5. Sublinha-se que a anterior concessão de benefício por incapacidade pela Autarquia Previdenciária comprova a qualidade de segurada especial da Requerente, bem como cumprimento do período de carência, salvo se ilidida por prova em contrário. No caso, o INSS reconheceu, administrativamente, a qualidade de segurada da Autora, bem como a incapacidade laboral, concedendo-lhe o benefício de auxílio-doença no período de 27/11/2003 a 31/08/2005, de modo que a controvérsia envolve apenas a permanência da incapacidade laborativa.

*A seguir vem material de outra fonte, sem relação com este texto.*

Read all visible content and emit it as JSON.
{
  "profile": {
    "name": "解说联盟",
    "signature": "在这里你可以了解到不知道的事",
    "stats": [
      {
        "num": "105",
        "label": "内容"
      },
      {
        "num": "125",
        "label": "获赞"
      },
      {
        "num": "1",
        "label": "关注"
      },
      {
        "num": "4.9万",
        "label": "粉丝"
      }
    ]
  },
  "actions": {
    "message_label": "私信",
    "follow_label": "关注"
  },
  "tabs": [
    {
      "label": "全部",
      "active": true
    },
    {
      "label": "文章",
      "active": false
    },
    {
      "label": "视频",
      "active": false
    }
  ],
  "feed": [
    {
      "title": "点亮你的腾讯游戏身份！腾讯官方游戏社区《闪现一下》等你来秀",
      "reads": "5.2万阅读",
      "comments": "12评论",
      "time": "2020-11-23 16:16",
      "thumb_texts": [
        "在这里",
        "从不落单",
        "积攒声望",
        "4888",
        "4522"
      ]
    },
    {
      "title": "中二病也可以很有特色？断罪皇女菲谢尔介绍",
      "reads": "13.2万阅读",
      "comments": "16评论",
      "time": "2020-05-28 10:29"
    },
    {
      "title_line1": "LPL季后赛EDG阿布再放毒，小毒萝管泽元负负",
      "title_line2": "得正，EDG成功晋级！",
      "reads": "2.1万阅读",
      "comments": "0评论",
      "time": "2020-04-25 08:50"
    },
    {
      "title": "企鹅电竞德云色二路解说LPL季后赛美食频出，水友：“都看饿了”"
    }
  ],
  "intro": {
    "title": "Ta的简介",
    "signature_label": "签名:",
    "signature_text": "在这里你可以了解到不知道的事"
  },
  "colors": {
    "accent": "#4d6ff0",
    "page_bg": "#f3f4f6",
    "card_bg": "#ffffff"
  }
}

6. O expert do Juízo atestou que a Demandante, nascida em 1956, trabalhadora rural, cujo exercício da atividade exige esforços físicos intensos, “(…) é portadora de patologias da coluna vertebral, destacando-se a espondilose, discopatia degenerativa lombar, estenose do canal medular em L4-L5, espondilolistese lombo-sacral e protrusão discai em L5-S1. Tais patologias incapacitam a periciada para atividade laborativa habitual, obrigando-a a tratamento por equipe multidisciplinar contínuo, já que não existe perspectiva de cura”. Registre-se que o fato da Autora ser pessoa com parcos recursos financeiros, não tem condições de se submeter a tratamento contínuo, avultando evidente a situação de irreversibilidade da incapacidade laboral.

7. Forçoso concluir que houve indevido cancelamento do auxílio-doença, ante a permanência do estado incapacitante decorrente da mesma doença que justificou a concessão anterior. A par disso, tendo o Perito concluído pela que as enfermidades que acometem a Suplicante não têm cura, deixando-a incapaz para o trabalho rural de forma perene, deve haver a conversão do benefício em aposentadoria por invalidez.

8. Rememore-se que o auxílio-doença e a aposentadoria por invalidez se diferenciam, apenas, quanto à intensidade da incapacidade, se temporária ou permanente, de forma parcial ou total, com vistas ao exercício das atividades laborais, razão pela qual pode haver a conversão de um benefício para o outro, inclusive de ofício. Nesta toada, deve ser restabelecido o auxílio-doença desde a sua indevida cessação com a sua conversão em aposentadoria por invalidez a partir do laudo pericial.

9. Sobre as parcelas pretéritas, deve incidir correção monetária e juros moratórios de acordo com o Manual de Cálculos da Justiça Federal, cujos parâmetros se harmonizam com a orientação que se extrai do julgamento do RE 870.947/SE (Tema 810 da repercussão geral) e do REsp. 1.495.146-MG (Tema 905). A partir de 09/12/2021, data da publicação da EC 113/21, deve incidir apenas a taxa Selic sobre a condenação, que já compreende juros de mora e correção monetária, nos termos do art. 3º da referida Emenda Constitucional.

10. No tocante aos honorários de sucumbência, o percentual de 10% fixado pelo Juízo a quo, incidindo apenas sobre as parcelas vencidas, afigura-se razoável e em consonância com os critérios legais então vigentes (CPC/73, art.20, §§ 3º e 4º), harmonizando-se ainda com jurisprudência desta Primeira Turma.

11. Remessa necessária não conhecida e apelação parcialmente provida, apenas para reduzir a taxa de juros, devendo ser convertido, de ofício, o auxílio-doença em aposentadoria por invalidez na data do laudo pericial.